The Tools are the very basic form, with a blog like interface exhibiting the ideas and features that enable ranking the ideas by a few different criteria. The environment is not overly enticing I would like to see more active encouragement to participate at different activity and intensity levels (also to share and promote the initiative in different channels). The minimum requirements are met in tentacling the initiative to different social networks, as the project has presence both in Facebook and Orkut (Brazil’s Facebook). At this point at least the profiles are pretty plain.
In addition it’s good to remember that while people on average are pretty good in telling what could be better in a product, they’re pretty bad (on average) in radical innovation or thinking things up from scratch. The iPhone could not have been conceived collectively and also Mr. Ford famously said that “If I’d asked people what they wanted, they would have said a faster horse”. Even P&G, the pioneer of modern open innovation, focuses its innovation efforts towards collaborating with companies and scientists and utilizes its end customers when testing these innovations and enhancing them. It’s a different thing asking “what would you do?” and “what would you do with this?”
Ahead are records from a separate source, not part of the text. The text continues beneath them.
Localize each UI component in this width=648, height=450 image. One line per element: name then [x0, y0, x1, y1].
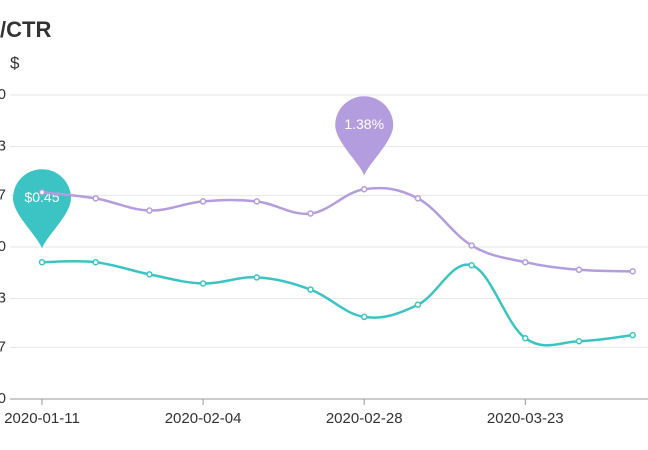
point — [38, 189, 46, 196]
point — [468, 261, 475, 269]
chart-title: /CTR — [0, 17, 51, 42]
point — [468, 242, 475, 249]
point — [253, 274, 261, 281]
point — [92, 195, 99, 202]
point — [522, 258, 529, 266]
point — [522, 334, 529, 342]
data-label: 1.38% — [344, 116, 384, 132]
point — [146, 271, 153, 278]
point — [360, 185, 368, 193]
point — [414, 301, 422, 309]
point — [575, 266, 583, 274]
y-tick-label: 0.67 — [0, 186, 6, 203]
point — [92, 258, 99, 266]
point — [38, 258, 46, 266]
point — [360, 313, 368, 321]
point — [629, 331, 636, 339]
point — [253, 198, 261, 205]
point — [414, 195, 422, 202]
y-tick-label: 0.00 — [0, 390, 6, 407]
y-tick-label: 0.50 — [0, 238, 6, 255]
y-tick-label: 0.83 — [0, 138, 6, 155]
point — [199, 280, 207, 287]
pin — [335, 96, 394, 176]
y-tick-label: 0.17 — [0, 338, 6, 355]
y-tick-label: 0.33 — [0, 290, 6, 307]
point — [307, 210, 314, 217]
pin — [13, 169, 71, 249]
line — [41, 186, 633, 273]
x-tick-label: 2020-02-04 — [165, 410, 242, 427]
point — [146, 207, 153, 214]
point — [629, 268, 636, 275]
point — [575, 337, 583, 345]
y-tick-label: 1.00 — [0, 86, 6, 103]
x-tick-label: 2020-02-28 — [326, 410, 403, 427]
line — [41, 259, 633, 347]
point — [199, 198, 207, 205]
point — [307, 286, 314, 293]
x-tick-label: 2020-03-23 — [487, 410, 564, 427]
y-axis-label: $ — [10, 53, 20, 72]
x-tick-label: 2020-01-11 — [4, 410, 80, 427]
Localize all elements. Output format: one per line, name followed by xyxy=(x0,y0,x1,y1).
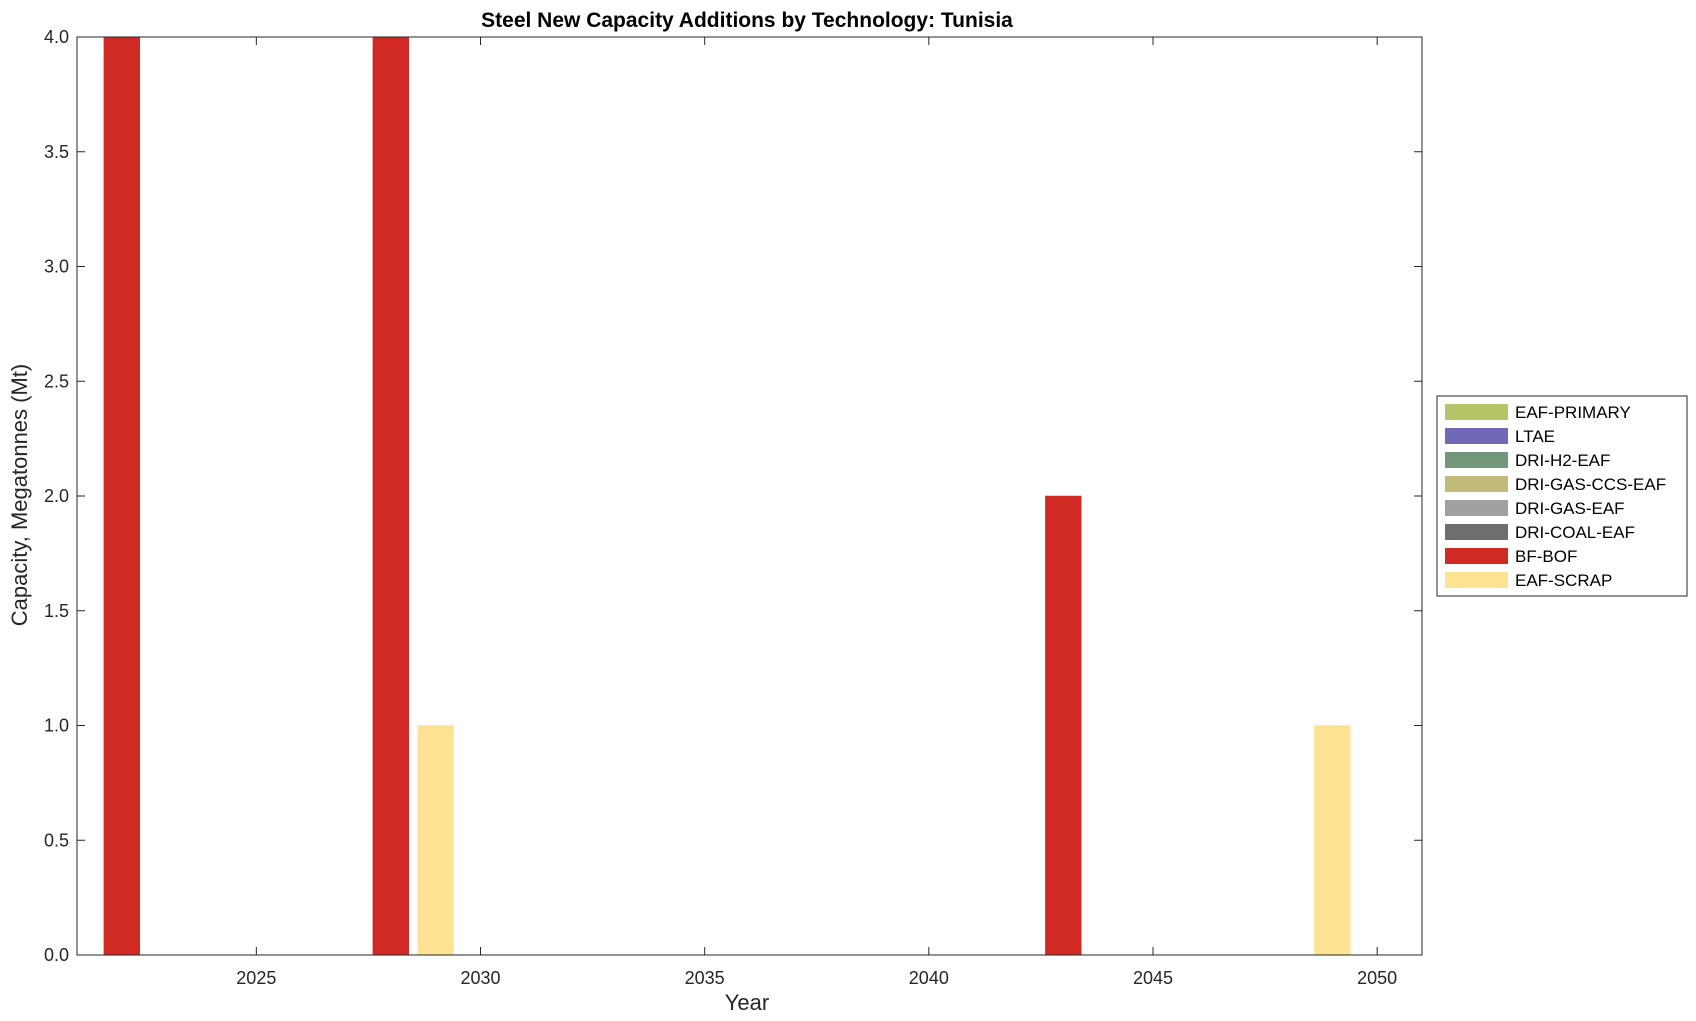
legend-label-ltae: LTAE xyxy=(1515,427,1555,446)
y-tick-label: 0.5 xyxy=(44,830,69,850)
bar-bf-bof-2028 xyxy=(372,36,410,956)
legend-swatch-dri-gas-eaf xyxy=(1445,500,1508,516)
plot-frame xyxy=(76,36,1423,956)
chart-title: Steel New Capacity Additions by Technolo… xyxy=(481,9,1013,32)
y-tick-label: 4.0 xyxy=(44,27,69,47)
x-tick-label: 2030 xyxy=(460,968,500,988)
bars-layer xyxy=(103,36,1351,956)
legend-label-dri-gas-ccs-eaf: DRI-GAS-CCS-EAF xyxy=(1515,475,1666,494)
x-tick-label: 2025 xyxy=(236,968,276,988)
bar-bf-bof-2022 xyxy=(103,36,141,956)
legend-label-eaf-primary: EAF-PRIMARY xyxy=(1515,403,1631,422)
y-tick-label: 3.5 xyxy=(44,142,69,162)
y-tick-label: 2.5 xyxy=(44,371,69,391)
legend-swatch-dri-coal-eaf xyxy=(1445,524,1508,540)
legend-swatch-dri-gas-ccs-eaf xyxy=(1445,476,1508,492)
legend-box xyxy=(1436,395,1688,597)
legend: EAF-PRIMARY LTAE DRI-H2-EAF DRI-GAS-CCS-EAF… xyxy=(1436,395,1688,597)
legend-label-bf-bof: BF-BOF xyxy=(1515,547,1577,566)
bar-eaf-scrap-2049 xyxy=(1314,725,1351,956)
legend-label-dri-coal-eaf: DRI-COAL-EAF xyxy=(1515,523,1635,542)
bar-eaf-scrap-2029 xyxy=(417,725,454,956)
x-axis-title: Year xyxy=(725,990,769,1015)
legend-label-dri-gas-eaf: DRI-GAS-EAF xyxy=(1515,499,1625,518)
legend-swatch-ltae xyxy=(1445,428,1508,444)
y-tick-label: 1.5 xyxy=(44,601,69,621)
legend-label-dri-h2-eaf: DRI-H2-EAF xyxy=(1515,451,1610,470)
bar-bf-bof-2043 xyxy=(1045,495,1082,956)
x-tick-label: 2050 xyxy=(1357,968,1397,988)
x-tick-label: 2040 xyxy=(909,968,949,988)
x-tick-label: 2045 xyxy=(1133,968,1173,988)
x-tick-label: 2035 xyxy=(685,968,725,988)
y-tick-label: 1.0 xyxy=(44,716,69,736)
legend-swatch-dri-h2-eaf xyxy=(1445,452,1508,468)
y-tick-label: 2.0 xyxy=(44,486,69,506)
legend-swatch-eaf-scrap xyxy=(1445,572,1508,588)
ticks-layer: 2025 2030 2035 2040 2045 2050 0.0 0.5 1.0 1.5 2.0 2… xyxy=(44,27,1422,988)
y-tick-label: 0.0 xyxy=(44,945,69,965)
legend-swatch-bf-bof xyxy=(1445,548,1508,564)
y-axis-title: Capacity, Megatonnes (Mt) xyxy=(7,364,32,626)
legend-swatch-eaf-primary xyxy=(1445,404,1508,420)
legend-label-eaf-scrap: EAF-SCRAP xyxy=(1515,571,1612,590)
y-tick-label: 3.0 xyxy=(44,257,69,277)
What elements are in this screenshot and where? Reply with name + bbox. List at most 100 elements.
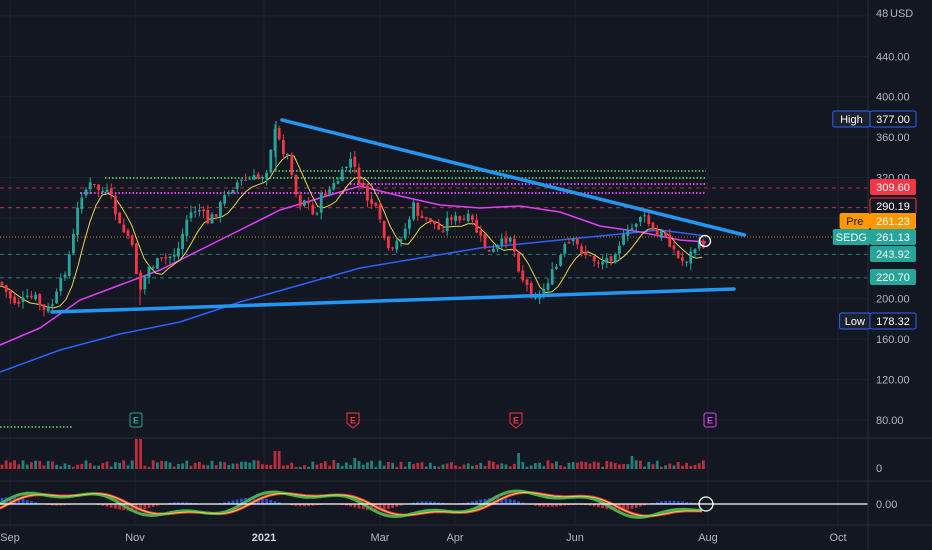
candle-body (416, 202, 420, 216)
volume-bar (67, 465, 71, 469)
candle-body (46, 306, 50, 312)
volume-bar (252, 460, 256, 469)
macd-histogram-bar (59, 504, 63, 506)
macd-histogram-bar (685, 502, 688, 504)
candlestick-series (0, 121, 705, 317)
volume-bar (571, 462, 575, 469)
volume-bar (370, 460, 373, 469)
volume-bar (231, 463, 235, 469)
volume-bar (46, 461, 50, 469)
lower-trendline (50, 287, 736, 314)
volume-bar (408, 461, 411, 469)
candle-body (223, 194, 226, 204)
volume-bar (559, 465, 562, 469)
volume-bar (588, 463, 592, 469)
earnings-marker[interactable]: E (703, 412, 717, 428)
volume-bar (160, 460, 163, 469)
candle-body (9, 291, 12, 299)
macd-histogram-bar (370, 504, 373, 511)
volume-bar (101, 463, 105, 469)
volume-bar (668, 463, 672, 469)
candle-body (584, 251, 588, 256)
candle-body (525, 279, 529, 286)
macd-histogram-bar (147, 504, 151, 509)
volume-bar (601, 466, 604, 469)
candle-body (424, 217, 428, 219)
price-tag-prefix: SEDG (836, 232, 867, 244)
candle-body (403, 228, 407, 239)
candle-body (189, 212, 193, 218)
earnings-marker[interactable]: E (129, 412, 143, 428)
candle-body (395, 240, 399, 250)
volume-bar (189, 465, 193, 469)
volume-bar (538, 462, 541, 469)
candle-body (168, 256, 172, 258)
candle-body (517, 253, 520, 272)
price-tick-label: 120.00 (876, 375, 910, 387)
price-tag-box (870, 213, 916, 229)
volume-bar (76, 464, 79, 469)
macd-histogram-bar (307, 504, 310, 507)
price-tick-label: 360.00 (876, 132, 910, 144)
macd-histogram-bar (261, 498, 264, 504)
candle-body (634, 223, 638, 227)
candle-body (105, 189, 109, 193)
volume-bar (567, 462, 571, 469)
price-tag-value: 243.92 (876, 249, 910, 261)
candle-body (88, 182, 92, 190)
macd-histogram-bar (630, 504, 634, 509)
candle-body (655, 229, 659, 237)
candle-body (676, 250, 680, 258)
volume-bar (613, 463, 617, 469)
volume-bar (487, 460, 491, 469)
candle-body (378, 204, 382, 220)
volume-bar (51, 461, 54, 469)
earnings-marker[interactable]: E (509, 412, 523, 429)
time-axis-label: Sep (0, 532, 20, 544)
volume-bar (277, 451, 281, 469)
macd-histogram-bar (391, 504, 394, 508)
volume-bar (109, 466, 113, 469)
macd-histogram-bar (21, 498, 25, 504)
candle-body (193, 211, 197, 213)
volume-bar (462, 464, 466, 469)
candle-body (647, 215, 651, 225)
candle-body (122, 224, 126, 233)
candle-body (441, 230, 445, 232)
candle-body (202, 209, 205, 212)
earnings-marker-shape (703, 412, 717, 428)
volume-bar (387, 461, 390, 469)
currency-label[interactable]: USD (890, 8, 913, 20)
volume-bar (702, 460, 705, 469)
candle-body (101, 190, 105, 192)
candle-body (55, 291, 58, 304)
macd-histogram-bar (546, 504, 550, 507)
time-axis[interactable]: Sep Nov 2021 Mar Apr Jun Aug Oct (0, 532, 846, 544)
macd-histogram-bar (109, 504, 113, 508)
macd-histogram-bar (626, 504, 630, 510)
candle-body (25, 295, 29, 298)
candle-body (256, 174, 260, 179)
macd-histogram-bar (597, 504, 600, 508)
candle-body (559, 255, 562, 266)
candle-body (458, 216, 462, 221)
candle-body (693, 249, 697, 254)
macd-anchor-handle (698, 496, 714, 512)
volume-bar (97, 465, 100, 469)
currency-text[interactable]: USD (890, 8, 913, 20)
volume-bar (450, 462, 453, 469)
candle-body (109, 188, 113, 195)
volume-bar (256, 460, 260, 469)
trendlines[interactable] (50, 118, 747, 314)
earnings-marker[interactable]: E (346, 412, 360, 429)
volume-bar (13, 460, 16, 469)
price-tag-box (869, 312, 917, 330)
volume-bar (93, 465, 96, 469)
volume-pane (0, 439, 705, 469)
macd-histogram-bar (601, 504, 604, 509)
macd-histogram-bar (273, 501, 277, 504)
volume-bar (244, 461, 247, 469)
candle-body (504, 237, 508, 244)
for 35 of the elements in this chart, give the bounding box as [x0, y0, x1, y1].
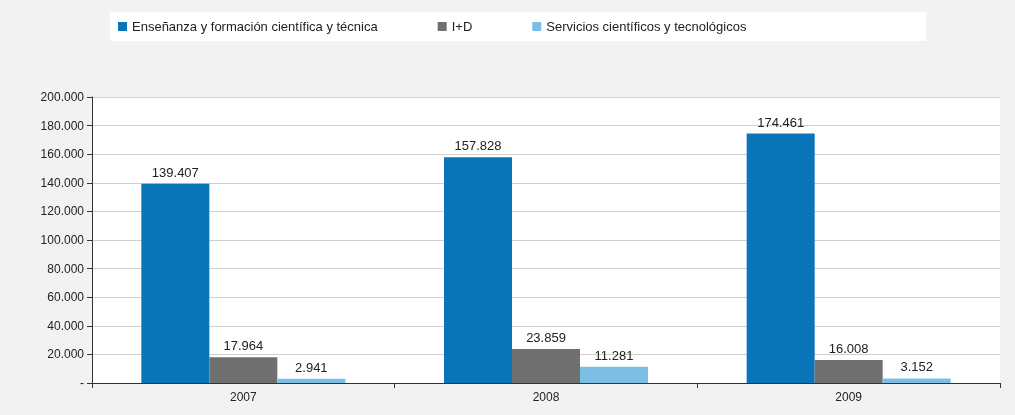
data-label: 174.461: [757, 114, 805, 130]
x-tick-label: 2009: [835, 390, 863, 404]
bar: [444, 157, 512, 383]
data-label: 11.281: [594, 347, 634, 363]
y-tick-label: 40.000: [47, 318, 85, 333]
bar: [580, 366, 648, 383]
y-tick-label: 160.000: [40, 147, 85, 162]
bar: [141, 183, 210, 383]
data-label: 17.964: [223, 338, 264, 354]
y-tick-label: -: [80, 376, 84, 390]
bar: [512, 348, 580, 383]
y-tick-label: 180.000: [40, 118, 85, 133]
bar: [814, 360, 883, 383]
data-label: 16.008: [828, 341, 869, 357]
y-tick-label: 200.000: [40, 90, 85, 104]
bar: [277, 378, 346, 383]
legend-label: Enseñanza y formación científica y técnica: [132, 19, 379, 34]
bar: [209, 357, 278, 383]
x-tick-label: 2007: [229, 390, 257, 404]
legend-label: Servicios científicos y tecnológicos: [546, 19, 747, 34]
data-label: 23.859: [526, 329, 566, 345]
y-tick-label: 60.000: [47, 290, 85, 305]
y-tick-label: 20.000: [47, 347, 85, 362]
legend-label: I+D: [451, 19, 473, 34]
y-tick-label: 80.000: [47, 261, 85, 276]
data-label: 3.152: [900, 359, 933, 375]
data-label: 139.407: [151, 164, 199, 180]
data-label: 2.941: [295, 359, 328, 375]
bar: [882, 378, 951, 383]
data-label: 157.828: [454, 138, 502, 154]
x-tick-label: 2008: [532, 390, 560, 404]
y-tick-label: 140.000: [40, 175, 85, 190]
y-tick-label: 120.000: [40, 204, 85, 219]
bar: [746, 133, 815, 383]
y-tick-label: 100.000: [40, 233, 85, 247]
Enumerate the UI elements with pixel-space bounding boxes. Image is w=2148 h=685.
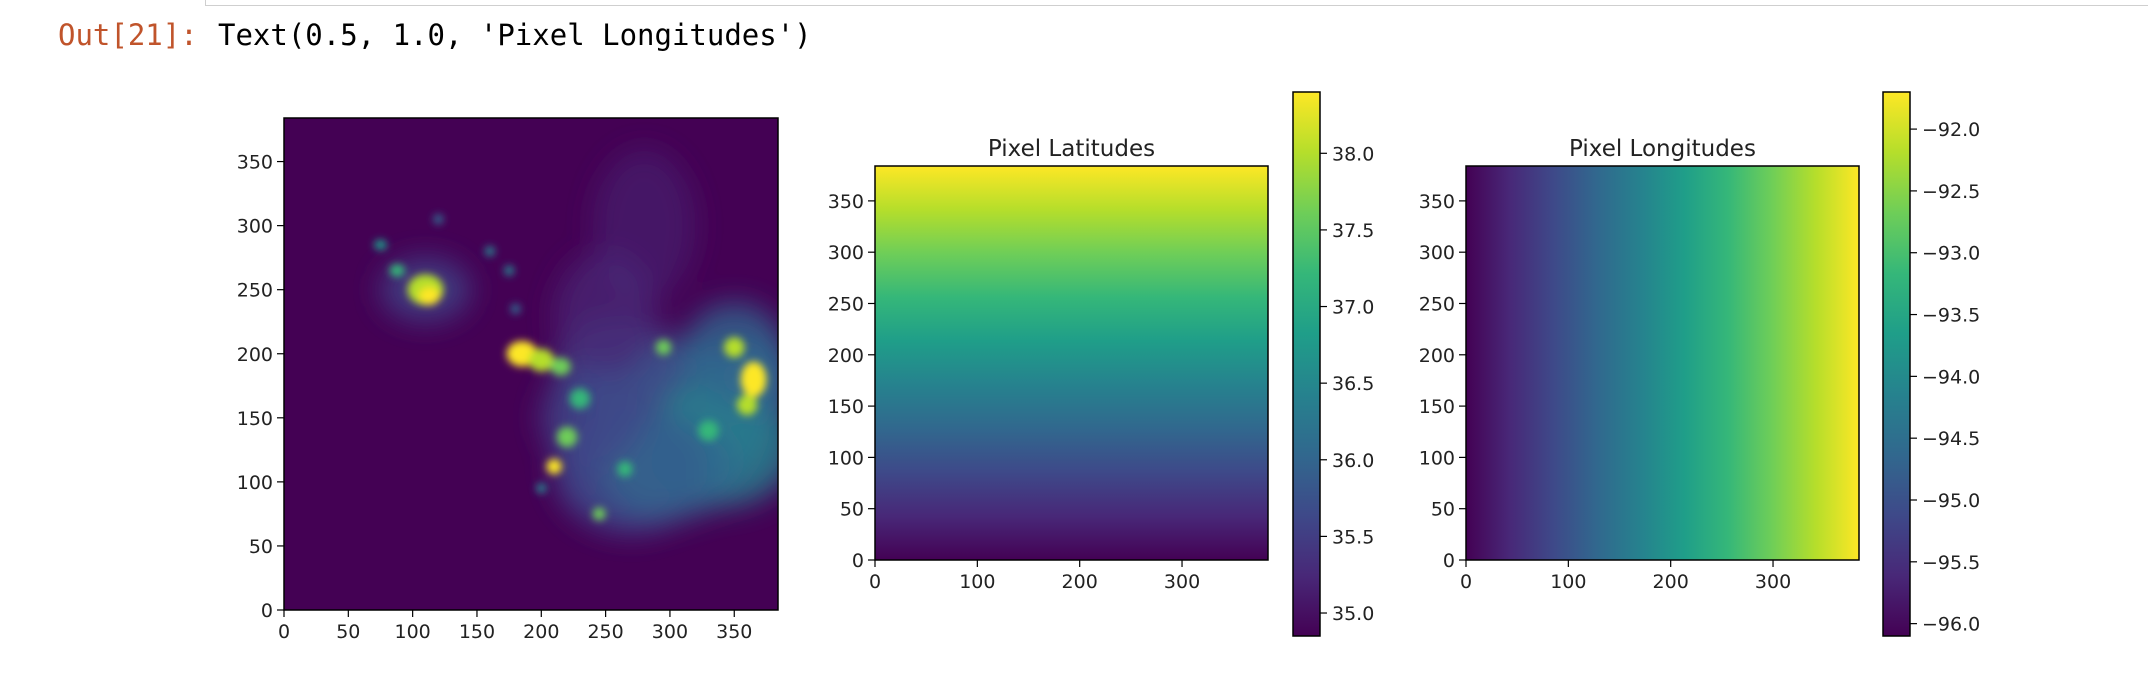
x-tick-label: 300 — [1755, 571, 1791, 593]
storm-cell — [550, 357, 571, 376]
storm-cell — [698, 420, 719, 441]
y-tick-label: 250 — [237, 280, 273, 302]
chart-title: Pixel Latitudes — [988, 136, 1155, 162]
storm-cell — [433, 214, 444, 225]
y-tick-label: 300 — [828, 242, 864, 264]
x-tick-label: 50 — [336, 621, 360, 643]
x-tick-label: 200 — [1653, 571, 1689, 593]
y-tick-label: 250 — [828, 293, 864, 315]
storm-cell — [374, 239, 387, 250]
storm-cell — [740, 361, 767, 398]
colorbar-tick-label: 37.0 — [1332, 297, 1374, 319]
storm-cell — [723, 337, 745, 358]
cell-top-border — [205, 0, 2148, 6]
x-tick-label: 250 — [587, 621, 623, 643]
colorbar-tick-label: −92.0 — [1922, 119, 1980, 141]
y-tick-label: 100 — [1419, 447, 1455, 469]
colorbar-tick-label: −94.0 — [1922, 366, 1980, 388]
colorbar-tick-label: 37.5 — [1332, 220, 1374, 242]
plot-frame — [1465, 165, 1860, 561]
precip-region — [541, 366, 645, 470]
x-tick-label: 0 — [1460, 571, 1472, 593]
x-tick-label: 100 — [1550, 571, 1586, 593]
colorbar-tick-label: 36.5 — [1332, 373, 1374, 395]
x-tick-label: 100 — [959, 571, 995, 593]
storm-cell — [592, 507, 606, 521]
output-text: Text(0.5, 1.0, 'Pixel Longitudes') — [218, 18, 812, 52]
colorbar — [1882, 91, 1911, 637]
colorbar-tick-label: 36.0 — [1332, 450, 1374, 472]
y-tick-label: 50 — [249, 536, 273, 558]
colorbar-tick-label: 35.5 — [1332, 526, 1374, 548]
y-tick-label: 200 — [828, 345, 864, 367]
y-tick-label: 50 — [1431, 499, 1455, 521]
storm-cell — [419, 287, 440, 306]
x-tick-label: 150 — [459, 621, 495, 643]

All in all, at a time when every second company is engaging and having conversation, engagement is changing from being a competitive advantage to being more of a qualification factor; needed for functioning in the market in the first place. It becomes a competitive advantage when doing it by truly inspiring people, giving them something to stand for and also to stand against. This requires guiding people to easily finding areas where they can be of most help and where they also feel rewarded for their efforts. It requires also a clear but sensitive and responsive strategy on how to best leverege these people and their activities both internally and externally. It’s not enough anymore to open the conversation – it needs to be creatively framed and actively fed with systematic but ardent approach which is either loved or hated – but surely noticed. This is the only way of reaching true loyalty and advocacy. If you’re not generating buzz and impact, you’re in danger of becoming insignificant – and no brand wants that.
Naturally, the Mio project is still at the beginning and if there are people in the know heading it, the conversation and interaction will surely develop hugely. However, there are many things that could already be better. I’m sure all readers of this blog know that I’m a big fan of mass participation and deep engagement, but as already my childhood mentor used to say: “Do it with style or don’t bother doing it”.